— Мне казалось, что это следует делать на алтаре, — заметил Абати.
Торкья издал животное рычание и выплюнул ему в лицо серию похабных эпитетов.
Дино хотел еще добавить, что неумелое, неправильное жертвоприношение, поспешное, не к месту и не ко времени, хуже, чем не принести жертву. Но не посмел сказать этого вслух.
Потом раздался дикий, испуганный каркающий звук, потом визг на очень высокой ноте, и все было кончено. И запах — свежий, резкий и знакомый. Кровь пахнет всегда одинаково, чья бы она ни была.
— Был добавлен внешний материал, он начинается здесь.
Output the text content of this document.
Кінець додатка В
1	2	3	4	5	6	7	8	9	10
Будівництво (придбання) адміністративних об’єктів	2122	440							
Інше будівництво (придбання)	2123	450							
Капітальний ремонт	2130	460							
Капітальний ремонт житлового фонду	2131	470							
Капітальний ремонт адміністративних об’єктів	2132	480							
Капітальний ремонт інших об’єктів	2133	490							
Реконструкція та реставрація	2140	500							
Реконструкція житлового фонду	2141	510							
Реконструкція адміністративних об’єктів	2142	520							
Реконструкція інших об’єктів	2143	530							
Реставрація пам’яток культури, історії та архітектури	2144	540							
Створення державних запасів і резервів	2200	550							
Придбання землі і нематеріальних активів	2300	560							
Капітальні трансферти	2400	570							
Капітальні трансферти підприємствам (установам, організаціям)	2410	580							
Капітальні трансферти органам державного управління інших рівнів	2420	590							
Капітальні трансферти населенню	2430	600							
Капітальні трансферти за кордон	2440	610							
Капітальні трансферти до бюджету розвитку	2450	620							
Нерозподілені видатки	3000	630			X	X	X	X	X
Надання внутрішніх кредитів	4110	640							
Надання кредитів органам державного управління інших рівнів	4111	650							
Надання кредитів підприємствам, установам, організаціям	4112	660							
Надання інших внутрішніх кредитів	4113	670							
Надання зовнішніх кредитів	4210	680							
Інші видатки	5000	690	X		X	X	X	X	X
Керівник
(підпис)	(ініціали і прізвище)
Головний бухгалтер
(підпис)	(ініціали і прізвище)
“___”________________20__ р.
Мальчик теперь прижимался к диггеру, напряженный и чуткий как натянутая струна. Абати обнял его, стараясь спрятать маленькое, тщедушное тельце. Торкья хорошо понимал подобные симптомы. Они только поддерживали и питали его безумие.
Патер поднял черный трупик и обошел каждого, пачкая кровью ладони товарищей, а Дино еще и лицо.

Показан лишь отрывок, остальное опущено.